In [3]:
# enable plotting in notebook
%matplotlib notebook


# Check whether water system is sampling the NVT ensemble using GROMACS input files

## Prepare checks

Start by importing the `physical_validation` package.
Please refer to http://physical-validation.readthedocs.io/ for the full documentation.

In [4]:
import physical_validation as pv

Create a GROMACS parser, which needs the location of the GROMACS executable and the location of the topology include folder as inputs. Here, we assume that `gmx` is in the PATH, and that the topology folder is in its standard location. Change this if your local installation differs from this.

In [7]:
gmx = pv.data.GromacsParser(exe='gmx',includepath='/usr/local/share/gromacs/top/')

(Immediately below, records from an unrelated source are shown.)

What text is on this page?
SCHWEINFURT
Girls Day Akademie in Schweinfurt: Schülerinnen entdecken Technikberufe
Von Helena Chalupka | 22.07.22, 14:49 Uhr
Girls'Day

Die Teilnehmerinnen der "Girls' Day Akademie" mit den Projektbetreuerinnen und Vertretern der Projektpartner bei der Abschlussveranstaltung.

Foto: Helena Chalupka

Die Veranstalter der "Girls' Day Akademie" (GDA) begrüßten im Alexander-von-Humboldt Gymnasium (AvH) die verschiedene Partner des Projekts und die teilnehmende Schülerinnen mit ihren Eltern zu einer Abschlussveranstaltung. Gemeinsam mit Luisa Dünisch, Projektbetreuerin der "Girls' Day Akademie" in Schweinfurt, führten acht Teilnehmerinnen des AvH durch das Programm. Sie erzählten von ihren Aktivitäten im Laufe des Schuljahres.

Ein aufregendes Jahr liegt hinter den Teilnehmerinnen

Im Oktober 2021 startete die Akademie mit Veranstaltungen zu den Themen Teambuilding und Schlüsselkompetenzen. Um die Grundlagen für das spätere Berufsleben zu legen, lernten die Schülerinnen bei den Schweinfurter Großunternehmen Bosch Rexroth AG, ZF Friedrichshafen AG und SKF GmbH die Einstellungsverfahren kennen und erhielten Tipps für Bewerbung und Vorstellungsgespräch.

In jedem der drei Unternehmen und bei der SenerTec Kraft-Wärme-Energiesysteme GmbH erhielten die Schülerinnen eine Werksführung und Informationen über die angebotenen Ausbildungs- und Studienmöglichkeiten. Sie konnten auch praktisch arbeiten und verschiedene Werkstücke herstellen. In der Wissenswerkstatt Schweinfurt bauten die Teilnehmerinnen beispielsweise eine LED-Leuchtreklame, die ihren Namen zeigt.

We'll test simulations ran with two thermostats:
`vr` stands for velocity-rescale, `be` for Berendsen thermostat.

In [5]:
algos = ['vr', 'be']

We'll test simulations performed in two ensembles: NVT and NPT. 
Note that in NPT, the `vr` thermostat was complemented with a Parinello-Rahman barostat, while the `be` thermostat was complemented with a Berendsen barostat.

In [6]:
ensembles = ['NVT', 'NPT']

The number of simulations performed in each ensemble:

* We need 2 simulations for NVT: Simulations at $T$ and $T+\Delta T$

* We use 4 simulations for NPT: $(T, P)$, $(T+\Delta T, P)$, $(T, P+\Delta P)$, $(T+\Delta T, P+\Delta P)$

There are actually three tests we can perform with NPT simulations.  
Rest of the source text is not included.